In July 1862 Hampton’s skill as a horseman saw him reassigned to command of a brigade of cavalry under General J.E.B. Stuart. He would go on to play a prominent role in Confederate cavalry actions, including leading the pursuit of retreating Union forces after the Second Battle of Bull Run (Manassas) in August 1862. A month later Hampton joined in Robert E. Lee’s invasion of Maryland and was involved in several small skirmishes prior to the Battle of Antietam. He then participated in a daring raid into Pennsylvania that captured the town of Chambersburg, and then led another expedition behind enemy lines in the lead-up to the Battle of Fredericksburg in December 1862. Desperate to defend his home state, Hampton repeatedly petitioned the Confederate high command for transfer to a new unit closer to South Carolina, but his requests were denied.
In the early stages of the Gettysburg Campaign in 1863, Hampton led his unit in the Battle of Brandy Station, the largest cavalry engagement of the Civil War. He later joined Stuart on a controversial raiding campaign that saw the Confederate cavalry advance to the outskirts of Washington, D.C. In July 1863 Hampton was involved in the Battle of Gettysburg, during which he received several saber wounds and was shot during fighting with Union cavalry on the second and third days of the engagement.

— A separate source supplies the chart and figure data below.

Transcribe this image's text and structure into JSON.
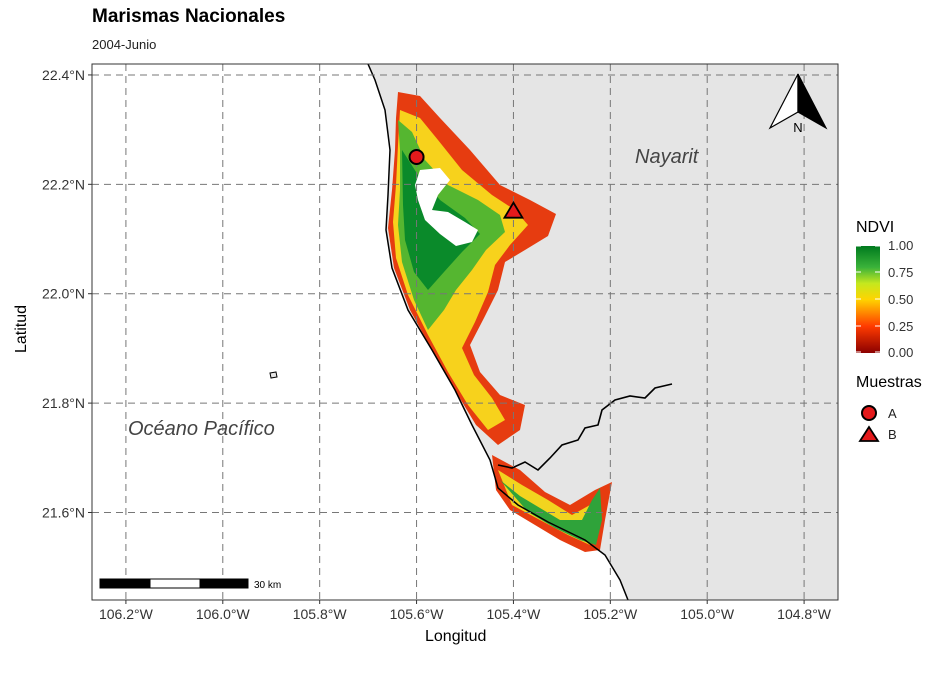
{
  "title": "Marismas Nacionales",
  "subtitle": "2004-Junio",
  "axes": {
    "xlabel": "Longitud",
    "ylabel": "Latitud",
    "x_ticks": [
      "106.2°W",
      "106.0°W",
      "105.8°W",
      "105.6°W",
      "105.4°W",
      "105.2°W",
      "105.0°W",
      "104.8°W"
    ],
    "y_ticks": [
      "22.4°N",
      "22.2°N",
      "22.0°N",
      "21.8°N",
      "21.6°N"
    ],
    "x_range": [
      -106.27,
      -104.73
    ],
    "y_range": [
      21.44,
      22.42
    ]
  },
  "labels": {
    "land": "Nayarit",
    "ocean": "Océano Pacífico"
  },
  "north_arrow": {
    "label": "N"
  },
  "scale_bar": {
    "label": "30 km"
  },
  "legend": {
    "ndvi_title": "NDVI",
    "ndvi_ticks": [
      "1.00",
      "0.75",
      "0.50",
      "0.25",
      "0.00"
    ],
    "ndvi_colors": [
      "#8b0000",
      "#ff3b00",
      "#ffd400",
      "#c5e81e",
      "#3bb33a",
      "#007a1e"
    ],
    "samples_title": "Muestras",
    "samples": [
      {
        "label": "A",
        "shape": "circle",
        "lon": -105.6,
        "lat": 22.25
      },
      {
        "label": "B",
        "shape": "triangle",
        "lon": -105.4,
        "lat": 22.15
      }
    ]
  },
  "colors": {
    "land": "#e5e5e5",
    "ocean": "#ffffff",
    "marker_fill": "#e41a1c"
  }
}
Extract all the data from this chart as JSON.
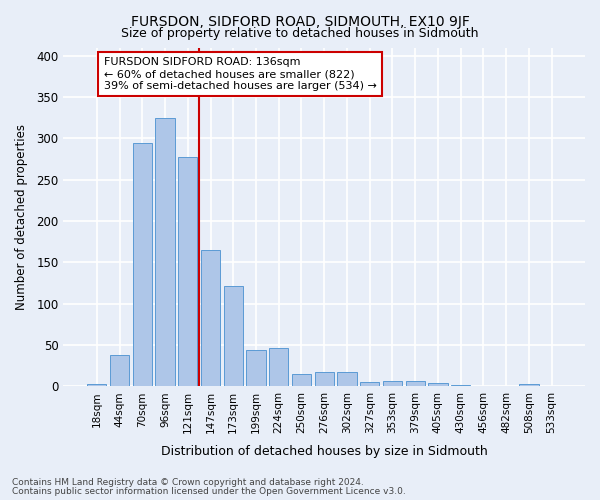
{
  "title": "FURSDON, SIDFORD ROAD, SIDMOUTH, EX10 9JF",
  "subtitle": "Size of property relative to detached houses in Sidmouth",
  "xlabel": "Distribution of detached houses by size in Sidmouth",
  "ylabel": "Number of detached properties",
  "bar_labels": [
    "18sqm",
    "44sqm",
    "70sqm",
    "96sqm",
    "121sqm",
    "147sqm",
    "173sqm",
    "199sqm",
    "224sqm",
    "250sqm",
    "276sqm",
    "302sqm",
    "327sqm",
    "353sqm",
    "379sqm",
    "405sqm",
    "430sqm",
    "456sqm",
    "482sqm",
    "508sqm",
    "533sqm"
  ],
  "bar_heights": [
    3,
    38,
    295,
    325,
    278,
    165,
    122,
    44,
    47,
    15,
    17,
    18,
    5,
    6,
    6,
    4,
    2,
    1,
    0,
    3,
    0
  ],
  "bar_color": "#aec6e8",
  "bar_edge_color": "#5b9bd5",
  "vline_x": 4.5,
  "vline_color": "#cc0000",
  "annotation_text": "FURSDON SIDFORD ROAD: 136sqm\n← 60% of detached houses are smaller (822)\n39% of semi-detached houses are larger (534) →",
  "annotation_box_color": "white",
  "annotation_edge_color": "#cc0000",
  "ylim": [
    0,
    410
  ],
  "yticks": [
    0,
    50,
    100,
    150,
    200,
    250,
    300,
    350,
    400
  ],
  "footer1": "Contains HM Land Registry data © Crown copyright and database right 2024.",
  "footer2": "Contains public sector information licensed under the Open Government Licence v3.0.",
  "bg_color": "#e8eef8",
  "grid_color": "white"
}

Hampton was promoted to major general that August, but his wounds kept him away from the field until November 1863. Following J.E.B. Stuart’s death at the Battle of Yellow Tavern in May 1864, Hampton assumed command of the Army of Northern Virginia’s cavalry corps. During the Overland Campaign in June 1864, Hampton won a major victory at the Battle of Trevilian Station, in which he repulsed repeated attacks by Union General Philip Sheridan and prevented the destruction of the Virginia Central Railroad. Hampton would later defend against Union cavalry menacing Richmond and Petersburg, and in September 1864 conducted the so-called “Beefsteak Raid,” a morale-boosting incursion behind enemy lines that captured over 2,000 head of cattle.
In January 1865 Hampton was sent to South Carolina on a recruiting and supply mission. A month later he was present for the fall of Columbia, South Carolina, to forces under the command of General William T. Sherman. Hampton received a promotion to lieutenant general in early 1865 and spent the latter stages of the war fighting in the Carolinas under General Joseph E. Johnston. He would surrender with Johnston in Durham in late April of 1865.